ISBN: 978-3775748803
Digital devices gather real-time data about urban space with sensors, actuators, and artificial intelligence. How can designers, architects, and urban stakeholders see eye to eye with our artificial counterparts? Under their omnipresent gaze, we have entered the era of the “eyes of the city.” Following up on the eponymous exhibition at the Bi-City Shenzhen Biennale of Urbanism/Architecture 2019, jointly curated by Carlo Ratti Associati, Politecnico di Torino and South China University of Technology, the book examines the relationships between cities and digital technologies across various disciplines.

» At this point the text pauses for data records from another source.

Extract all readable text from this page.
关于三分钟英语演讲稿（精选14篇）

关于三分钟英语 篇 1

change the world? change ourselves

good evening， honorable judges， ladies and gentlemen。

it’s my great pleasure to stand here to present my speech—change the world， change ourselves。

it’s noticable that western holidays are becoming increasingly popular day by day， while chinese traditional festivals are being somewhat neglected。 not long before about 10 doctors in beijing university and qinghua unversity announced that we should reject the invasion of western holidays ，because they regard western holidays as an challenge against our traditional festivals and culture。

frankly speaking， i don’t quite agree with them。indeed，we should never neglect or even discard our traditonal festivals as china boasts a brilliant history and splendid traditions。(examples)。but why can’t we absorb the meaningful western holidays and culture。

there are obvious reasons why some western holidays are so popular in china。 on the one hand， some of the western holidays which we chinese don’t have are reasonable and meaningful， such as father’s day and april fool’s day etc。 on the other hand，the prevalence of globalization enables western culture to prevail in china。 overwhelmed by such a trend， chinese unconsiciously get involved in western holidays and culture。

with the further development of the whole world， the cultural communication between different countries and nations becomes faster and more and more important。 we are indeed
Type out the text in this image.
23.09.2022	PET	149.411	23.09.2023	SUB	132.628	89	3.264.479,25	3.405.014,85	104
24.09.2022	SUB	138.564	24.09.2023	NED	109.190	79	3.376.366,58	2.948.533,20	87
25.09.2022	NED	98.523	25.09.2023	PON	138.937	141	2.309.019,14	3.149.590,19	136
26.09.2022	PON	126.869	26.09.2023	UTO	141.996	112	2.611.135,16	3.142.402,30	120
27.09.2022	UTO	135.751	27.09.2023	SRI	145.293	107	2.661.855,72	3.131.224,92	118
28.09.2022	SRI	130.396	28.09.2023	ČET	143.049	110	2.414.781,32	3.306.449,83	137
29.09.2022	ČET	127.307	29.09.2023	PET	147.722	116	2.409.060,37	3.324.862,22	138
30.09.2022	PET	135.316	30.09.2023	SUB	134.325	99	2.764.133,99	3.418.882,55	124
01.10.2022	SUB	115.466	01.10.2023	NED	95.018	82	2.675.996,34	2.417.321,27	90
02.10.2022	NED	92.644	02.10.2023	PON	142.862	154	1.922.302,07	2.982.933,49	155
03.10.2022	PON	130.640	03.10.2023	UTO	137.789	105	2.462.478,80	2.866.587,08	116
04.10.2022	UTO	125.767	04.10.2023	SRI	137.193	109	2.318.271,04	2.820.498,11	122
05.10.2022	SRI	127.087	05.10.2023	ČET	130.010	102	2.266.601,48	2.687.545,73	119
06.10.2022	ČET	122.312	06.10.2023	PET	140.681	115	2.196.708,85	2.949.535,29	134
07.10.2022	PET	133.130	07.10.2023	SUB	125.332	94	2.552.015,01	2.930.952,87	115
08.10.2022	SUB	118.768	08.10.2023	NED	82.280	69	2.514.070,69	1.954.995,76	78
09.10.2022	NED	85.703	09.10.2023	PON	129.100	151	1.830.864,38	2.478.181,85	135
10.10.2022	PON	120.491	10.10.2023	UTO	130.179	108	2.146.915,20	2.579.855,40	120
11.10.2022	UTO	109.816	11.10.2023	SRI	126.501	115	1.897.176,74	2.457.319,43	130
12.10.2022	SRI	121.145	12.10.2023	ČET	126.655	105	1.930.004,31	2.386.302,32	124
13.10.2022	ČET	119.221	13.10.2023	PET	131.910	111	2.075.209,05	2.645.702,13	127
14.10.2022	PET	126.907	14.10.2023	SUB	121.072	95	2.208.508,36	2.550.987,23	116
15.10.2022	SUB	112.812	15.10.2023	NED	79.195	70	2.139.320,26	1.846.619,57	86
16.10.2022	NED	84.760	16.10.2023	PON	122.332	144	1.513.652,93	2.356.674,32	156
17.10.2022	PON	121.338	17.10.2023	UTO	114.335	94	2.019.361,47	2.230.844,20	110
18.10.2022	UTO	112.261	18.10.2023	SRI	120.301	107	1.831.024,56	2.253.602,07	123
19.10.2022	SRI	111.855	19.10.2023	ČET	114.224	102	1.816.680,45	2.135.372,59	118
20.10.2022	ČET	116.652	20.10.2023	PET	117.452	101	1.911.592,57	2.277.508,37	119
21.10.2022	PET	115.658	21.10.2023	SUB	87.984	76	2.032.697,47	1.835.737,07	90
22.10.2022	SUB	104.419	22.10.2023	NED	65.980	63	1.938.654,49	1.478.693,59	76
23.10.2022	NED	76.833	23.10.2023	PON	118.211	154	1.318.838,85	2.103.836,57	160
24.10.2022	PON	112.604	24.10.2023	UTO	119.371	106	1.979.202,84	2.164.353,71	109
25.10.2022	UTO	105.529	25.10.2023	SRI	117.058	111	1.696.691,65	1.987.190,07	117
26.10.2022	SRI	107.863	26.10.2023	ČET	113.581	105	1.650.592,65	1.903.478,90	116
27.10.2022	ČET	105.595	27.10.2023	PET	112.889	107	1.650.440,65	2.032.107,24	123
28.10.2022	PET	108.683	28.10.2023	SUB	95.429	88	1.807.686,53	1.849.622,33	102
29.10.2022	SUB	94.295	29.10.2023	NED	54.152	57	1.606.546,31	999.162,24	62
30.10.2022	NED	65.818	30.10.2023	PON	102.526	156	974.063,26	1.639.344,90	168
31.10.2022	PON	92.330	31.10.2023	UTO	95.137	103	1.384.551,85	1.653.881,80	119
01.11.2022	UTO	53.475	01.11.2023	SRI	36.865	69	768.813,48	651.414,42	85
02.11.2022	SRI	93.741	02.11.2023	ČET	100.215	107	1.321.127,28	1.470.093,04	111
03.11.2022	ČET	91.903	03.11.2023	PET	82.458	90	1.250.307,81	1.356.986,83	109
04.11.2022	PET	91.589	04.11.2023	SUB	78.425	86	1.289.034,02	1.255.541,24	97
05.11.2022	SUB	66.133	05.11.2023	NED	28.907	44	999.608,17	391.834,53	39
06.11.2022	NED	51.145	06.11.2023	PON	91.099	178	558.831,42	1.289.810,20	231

“In the next few years, thanks especially to the recent advances in artificial intelligence, we are about to reach an unprecedented scenario, the most radical development in the evolution of the Internet of Things: architectural space is acquiring the full ability to “see”. Imagine that any room, street or shop in our city can sense you, and autonomously respond to your presence. With [Jane Jacob’s] paradigm of the “eyes on the street”, it was the people who looked at other people or the city, and interpreted its mechanisms. In this new scenario, it will not be not only the people, but also the buildings and streets themselves that observe and react as urban life unfolds in front of them.”
The book challenges the traditional notion of “exhibition catalogue”, crossing the three temporal and conceptual dimensions that were also tackled by the exhibition as a whole. As visible from its spine, the book is composed of three parts, which loosely represent the different laboratories of the exhibition: the curatorial work that preceded it, the open debate that accompanied it and the content that made it relevant. Overall, the book adopts Eyes of the City as a trans-scalar and multidisciplinary interpretative key for rethinking the city as a complex entanglement of relationships.